Part of that is due to the insulation on the second floor, some credit goes to the weatherstripping and insulation around the windows, but I am still not satisfied. Our basement was far, FAR too warm last year from the steam heat pipes running hither and yon. Since we don't live in the basement, I selfishly wanted that heat for upstairs. So, I decided to insulate the pipes.
Before I could purchase insulation, I had to measure all of the exposed pipe to determine its diameter and the length of insulation I would need for each exposed run of pipe. I drew a little sketch of the exposed pipe in the basement and how long each run was.
Just that activity tired me out. Seven months pregnant and sharing things like lungs and other organs with the kidlet make me feel like I am living at high altitudes now. I still had more steps to accomplish, even though I was already exhausted.
On to figuring out the different diameters of pipe...how to determine that? My eyes blurry with fatigue, I grabbed a piece of string and a measuring tape. Then I wrapped the string around different pipes, figured out the amount of string that would wrap around the pipe once, and then I measured the string. In a daze, I guessed that let me off of the hook and went immediately to bed.
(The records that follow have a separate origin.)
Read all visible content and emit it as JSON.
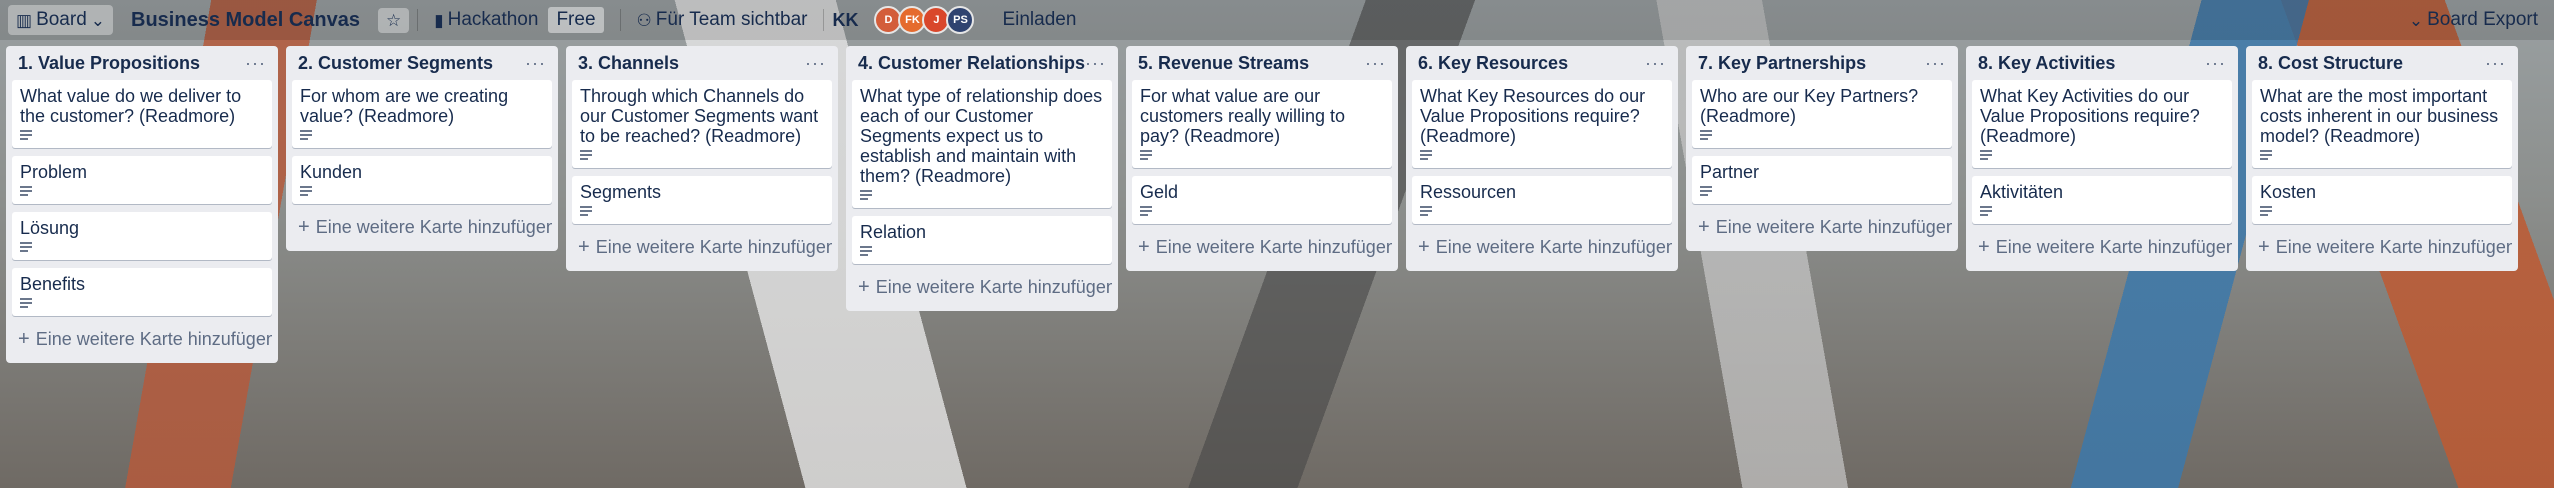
{
  "topbar": {
    "view_label": "Board",
    "board_title": "Business Model Canvas",
    "workspace_label": "Hackathon",
    "plan_badge": "Free",
    "visibility_label": "Für Team sichtbar",
    "workspace_initials": "KK",
    "avatars": [
      {
        "initials": "D",
        "color": "#d35d3a"
      },
      {
        "initials": "FK",
        "color": "#e56b2e"
      },
      {
        "initials": "J",
        "color": "#d9472b"
      },
      {
        "initials": "PS",
        "color": "#2f4370"
      }
    ],
    "invite_label": "Einladen",
    "export_label": "Board Export"
  },
  "lists": [
    {
      "title": "1. Value Propositions",
      "cards": [
        {
          "text": "What value do we deliver to the customer? (Readmore)"
        },
        {
          "text": "Problem"
        },
        {
          "text": "Lösung"
        },
        {
          "text": "Benefits"
        }
      ],
      "add_label": "Eine weitere Karte hinzufügen"
    },
    {
      "title": "2. Customer Segments",
      "cards": [
        {
          "text": "For whom are we creating value? (Readmore)"
        },
        {
          "text": "Kunden"
        }
      ],
      "add_label": "Eine weitere Karte hinzufügen"
    },
    {
      "title": "3. Channels",
      "cards": [
        {
          "text": "Through which Channels do our Customer Segments want to be reached? (Readmore)"
        },
        {
          "text": "Segments"
        }
      ],
      "add_label": "Eine weitere Karte hinzufügen"
    },
    {
      "title": "4. Customer Relationships",
      "cards": [
        {
          "text": "What type of relationship does each of our Customer Segments expect us to establish and maintain with them? (Readmore)"
        },
        {
          "text": "Relation"
        }
      ],
      "add_label": "Eine weitere Karte hinzufügen"
    },
    {
      "title": "5. Revenue Streams",
      "cards": [
        {
          "text": "For what value are our customers really willing to pay? (Readmore)"
        },
        {
          "text": "Geld"
        }
      ],
      "add_label": "Eine weitere Karte hinzufügen"
    },
    {
      "title": "6. Key Resources",
      "cards": [
        {
          "text": "What Key Resources do our Value Propositions require? (Readmore)"
        },
        {
          "text": "Ressourcen"
        }
      ],
      "add_label": "Eine weitere Karte hinzufügen"
    },
    {
      "title": "7. Key Partnerships",
      "cards": [
        {
          "text": "Who are our Key Partners? (Readmore)"
        },
        {
          "text": "Partner"
        }
      ],
      "add_label": "Eine weitere Karte hinzufügen"
    },
    {
      "title": "8. Key Activities",
      "cards": [
        {
          "text": "What Key Activities do our Value Propositions require? (Readmore)"
        },
        {
          "text": "Aktivitäten"
        }
      ],
      "add_label": "Eine weitere Karte hinzufügen"
    },
    {
      "title": "8. Cost Structure",
      "cards": [
        {
          "text": "What are the most important costs inherent in our business model? (Readmore)"
        },
        {
          "text": "Kosten"
        }
      ],
      "add_label": "Eine weitere Karte hinzufügen"
    }
  ]
}
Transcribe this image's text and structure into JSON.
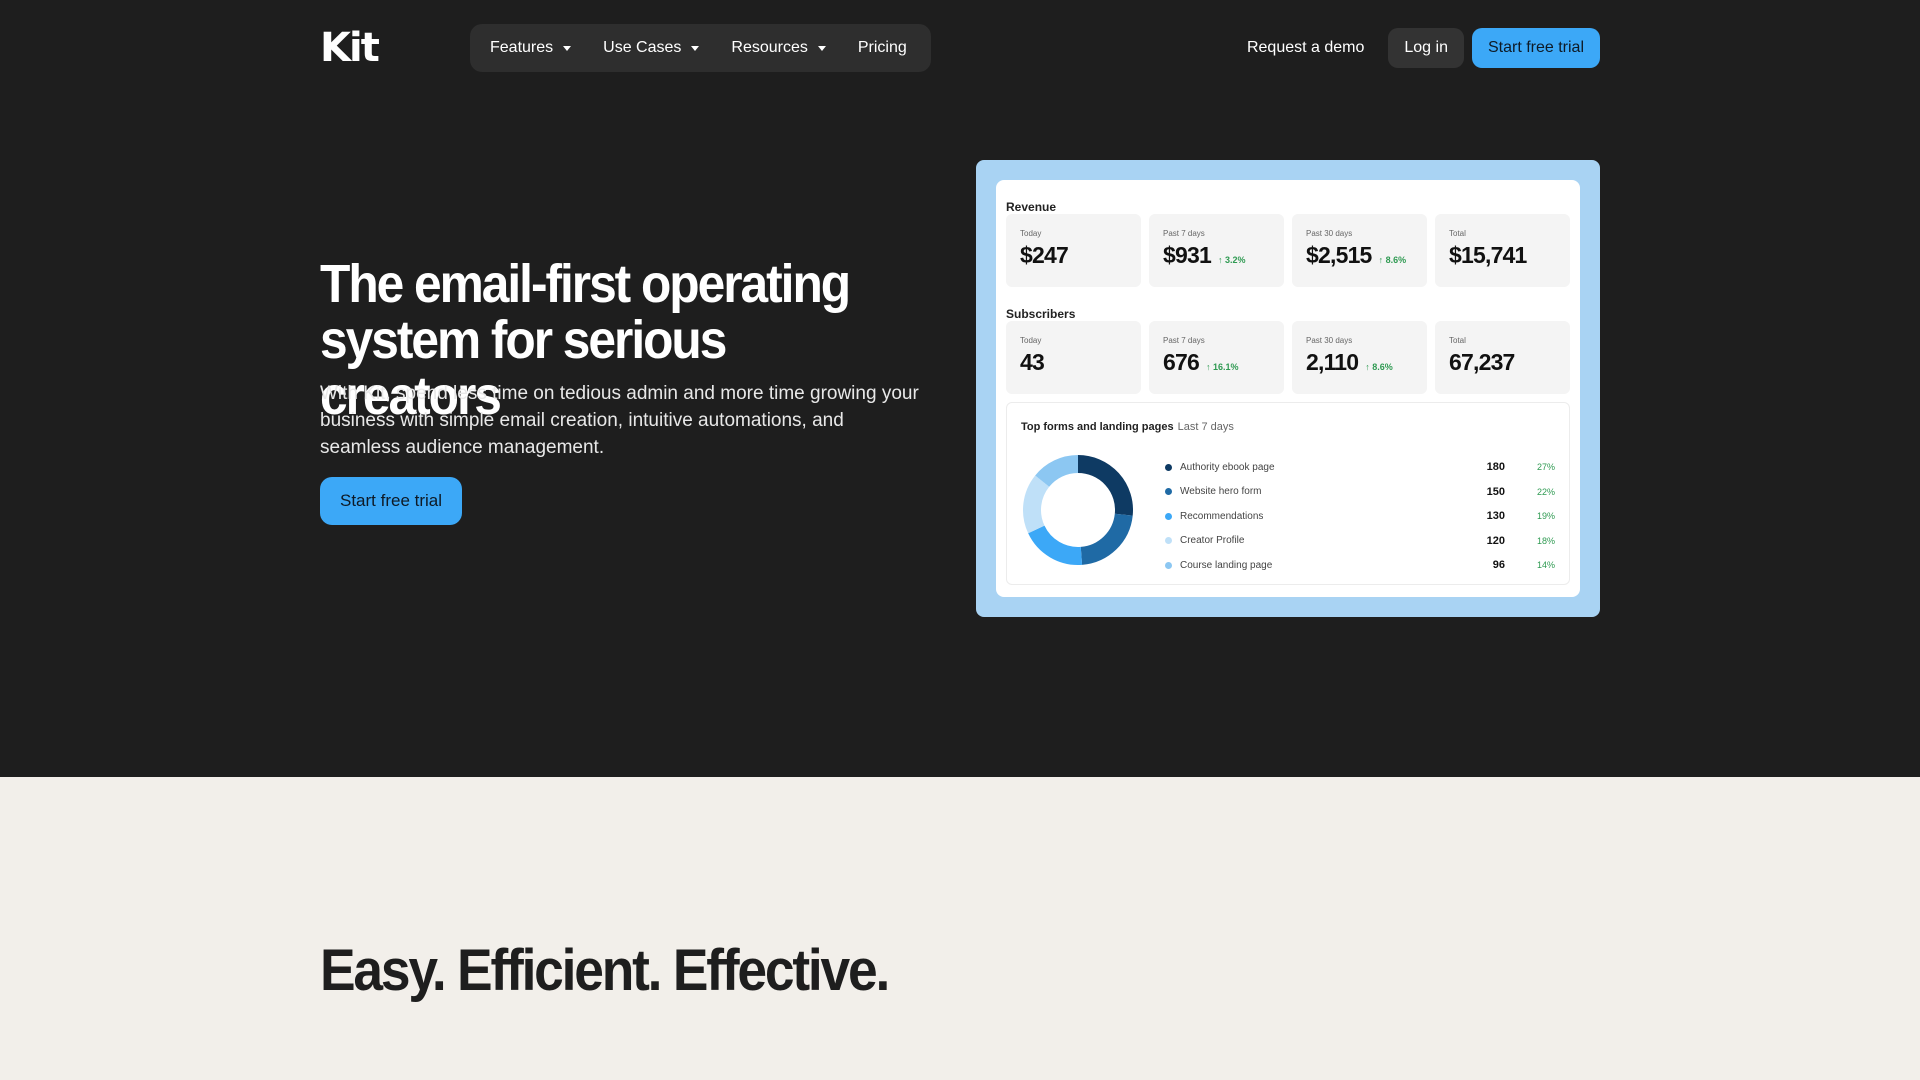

Day two and I'm at one of my absolutely favorite hardware stores in Chicago, Clark-Devon Hardware. (Also a favorite with Chicago Two-Flat.) Why is it my favorite? You can get anything there...anything. I swear to you. Need an ancient, obscure part for your steam radiator/1920's toilet/ancient wood storm windows? Yeah, they have it. And they know what to do with it, too.
So, I hit the counter, all ready with my drawings and calculations and excited to begin. The helpful hardware guru looks at my paper and asks, "Are you SURE that these pipes are 6.5 inches in diameter?!"
Um, no. That would be circumference. And my father, reading this, is now clutching at his heart in agony. "No, no, no!" Because I was supposed to be the math geek and now I'm standing in a hardware store, belly out to "yar", with a brain addled by mom-nesia. What is the calculation again? How can I calculate diameter from circumference? Where is my calculator? What is pi again? HAS ANYONE SEEN MY BRAIN?! Anyone? Bueller?
The guys behind the counter were very busy and I was on my own to figure it out. So, I borrowed a pen and paper, and got to work trying to salvage my dignity. Um...this wasn't working. Because the material that a pipe is made of is thicker than a circle on a page in a math book. So, while the INTERNAL diameter of a pipe may be 1.5 inches, this does not match up neatly with its EXTERNAL circumference using pi and my nifty calculations. Finally, I borrowed a twist tie and a folding ruler, and just headed into the plumbing aisle with my twist tie to figure out which pipe had the circumference I was using. Sometimes, you just gotta punt.
Installing the insulation wasn't as difficult as calculating the diameter of the pipe.
Fiberglass pipe insulation is made from inorganic glass fibers bonded with a thermosetting resin. It is jacketed with a high intensity white kraft paper bonded to a metallized polyester film reinforced with tri-directional fiberglass. It comes in larger sizes than the polyethylene or neoprene foam pipe sleeves in most big box hardware stores. (Those sizes are terrific for hot water pipes. Also handy for making lightsabers, apparently.)
You just measure, cut to fit with a straight edge, and wrap the fiberglass around the pipe. The jacket comes with an adhesive strip that seals everything up neatly.
Now, I'm actually hoping that the basement is colder than the first floor. I'm also anxious to see how much this works! Now, on to blanketing the hot water heater.
p.s. Please don't ask me about my personal circumference. I would need a MUCH bigger piece of string.